At the FNANO conference, one scientist after another told me that they would never have expected Rothemund’s origami technique to work – and they cited reason after reason that I think, even without the benefit of hindsight, could have been shown to be incorrect with a few minutes of creative thought.
So perhaps irrational drug design and data-driven science are merely ways of doing what science has been doing all along: stumbling forward blindly, adopting the few things that seem to work, and then filling in the gaps over time.

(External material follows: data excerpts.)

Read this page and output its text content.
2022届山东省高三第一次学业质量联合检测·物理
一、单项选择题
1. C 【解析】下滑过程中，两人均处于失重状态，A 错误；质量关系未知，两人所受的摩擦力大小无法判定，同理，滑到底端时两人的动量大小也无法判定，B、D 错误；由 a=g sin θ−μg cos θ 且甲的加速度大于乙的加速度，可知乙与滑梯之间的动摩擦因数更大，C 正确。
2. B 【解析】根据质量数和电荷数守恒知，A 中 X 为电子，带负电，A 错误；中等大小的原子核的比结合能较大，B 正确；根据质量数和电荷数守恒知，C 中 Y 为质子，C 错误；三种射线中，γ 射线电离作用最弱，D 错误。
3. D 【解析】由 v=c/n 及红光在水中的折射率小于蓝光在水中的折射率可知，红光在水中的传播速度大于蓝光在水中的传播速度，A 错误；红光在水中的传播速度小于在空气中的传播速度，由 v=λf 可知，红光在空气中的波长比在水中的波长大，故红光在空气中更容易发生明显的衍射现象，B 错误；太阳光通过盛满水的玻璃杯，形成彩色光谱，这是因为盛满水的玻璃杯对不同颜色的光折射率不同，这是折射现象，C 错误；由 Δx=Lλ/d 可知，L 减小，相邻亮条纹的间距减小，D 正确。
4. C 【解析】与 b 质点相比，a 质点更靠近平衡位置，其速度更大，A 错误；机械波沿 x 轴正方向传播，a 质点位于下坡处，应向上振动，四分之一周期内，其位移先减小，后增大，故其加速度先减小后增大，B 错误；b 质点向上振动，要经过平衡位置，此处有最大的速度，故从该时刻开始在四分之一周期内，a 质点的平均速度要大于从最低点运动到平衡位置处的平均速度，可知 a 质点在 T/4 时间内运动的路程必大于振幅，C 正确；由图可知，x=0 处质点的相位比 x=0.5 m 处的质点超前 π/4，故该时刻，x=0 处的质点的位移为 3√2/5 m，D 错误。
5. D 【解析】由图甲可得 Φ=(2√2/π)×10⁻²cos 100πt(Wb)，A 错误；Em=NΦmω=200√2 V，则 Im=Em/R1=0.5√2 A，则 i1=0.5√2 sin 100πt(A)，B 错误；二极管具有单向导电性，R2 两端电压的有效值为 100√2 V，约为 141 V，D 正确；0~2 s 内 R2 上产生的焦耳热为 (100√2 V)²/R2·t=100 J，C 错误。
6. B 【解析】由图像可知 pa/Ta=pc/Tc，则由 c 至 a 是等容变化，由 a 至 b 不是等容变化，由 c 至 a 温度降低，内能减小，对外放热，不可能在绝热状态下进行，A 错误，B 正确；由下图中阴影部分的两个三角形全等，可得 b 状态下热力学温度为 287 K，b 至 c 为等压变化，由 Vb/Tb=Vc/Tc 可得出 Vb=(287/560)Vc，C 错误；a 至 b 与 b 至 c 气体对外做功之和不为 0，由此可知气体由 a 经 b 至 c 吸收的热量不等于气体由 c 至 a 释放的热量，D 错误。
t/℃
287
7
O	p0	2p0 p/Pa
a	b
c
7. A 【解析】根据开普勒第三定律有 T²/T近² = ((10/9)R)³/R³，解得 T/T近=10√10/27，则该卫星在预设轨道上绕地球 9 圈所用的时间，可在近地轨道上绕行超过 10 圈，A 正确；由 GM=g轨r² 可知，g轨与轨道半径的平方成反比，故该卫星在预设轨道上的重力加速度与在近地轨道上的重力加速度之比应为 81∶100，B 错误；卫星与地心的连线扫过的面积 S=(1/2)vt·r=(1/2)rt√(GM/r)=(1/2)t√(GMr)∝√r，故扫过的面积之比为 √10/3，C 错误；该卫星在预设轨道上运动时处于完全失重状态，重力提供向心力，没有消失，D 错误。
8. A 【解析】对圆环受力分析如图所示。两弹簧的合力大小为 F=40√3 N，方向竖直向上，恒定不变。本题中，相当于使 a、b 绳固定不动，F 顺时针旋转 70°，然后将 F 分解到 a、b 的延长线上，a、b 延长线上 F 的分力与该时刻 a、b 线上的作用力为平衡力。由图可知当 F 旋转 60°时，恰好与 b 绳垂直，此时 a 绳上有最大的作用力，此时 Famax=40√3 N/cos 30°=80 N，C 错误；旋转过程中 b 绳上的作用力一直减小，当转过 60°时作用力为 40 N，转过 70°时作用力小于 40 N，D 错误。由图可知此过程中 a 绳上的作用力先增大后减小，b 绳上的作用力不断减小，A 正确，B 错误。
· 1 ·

I wrote more about this here:
http://crnano.typepad.com/crnblog/2010/04/scientific-advances-require-blind-luck.html
Hey–rational drug design and hypothesis-driven science miss a lot. Screening is by no means “irrational” or “stumbling blindly”–a better word is UNBIASED. You develop a test for an important biological output, without many preconceived notions about what the compounds are supposed to look like and the target is supposed to be. You let the biology guide you. You are not a jerk about it thinking you can tell the biology what to do.
Many of the drugs on the market today were discovered by a combination of design and serendipity, and the idea that everything should be planned out in advance is ludicrous. The alternative to data-driven science is ego-driven science.
Warren — I agree. I’ve seen the term “irrational drug design” used, but always in a humorous way that pokes fun at the initial bias against the concept. I like both rational design and humble exploration guided by only the most minimal hypotheses: Both of them are effective, and interesting, too.
The evolutionary problem-solving intelligence of nature is a grand manifestation of highly effective but non-rational design — blind watchmaking, as Dawkins calls it.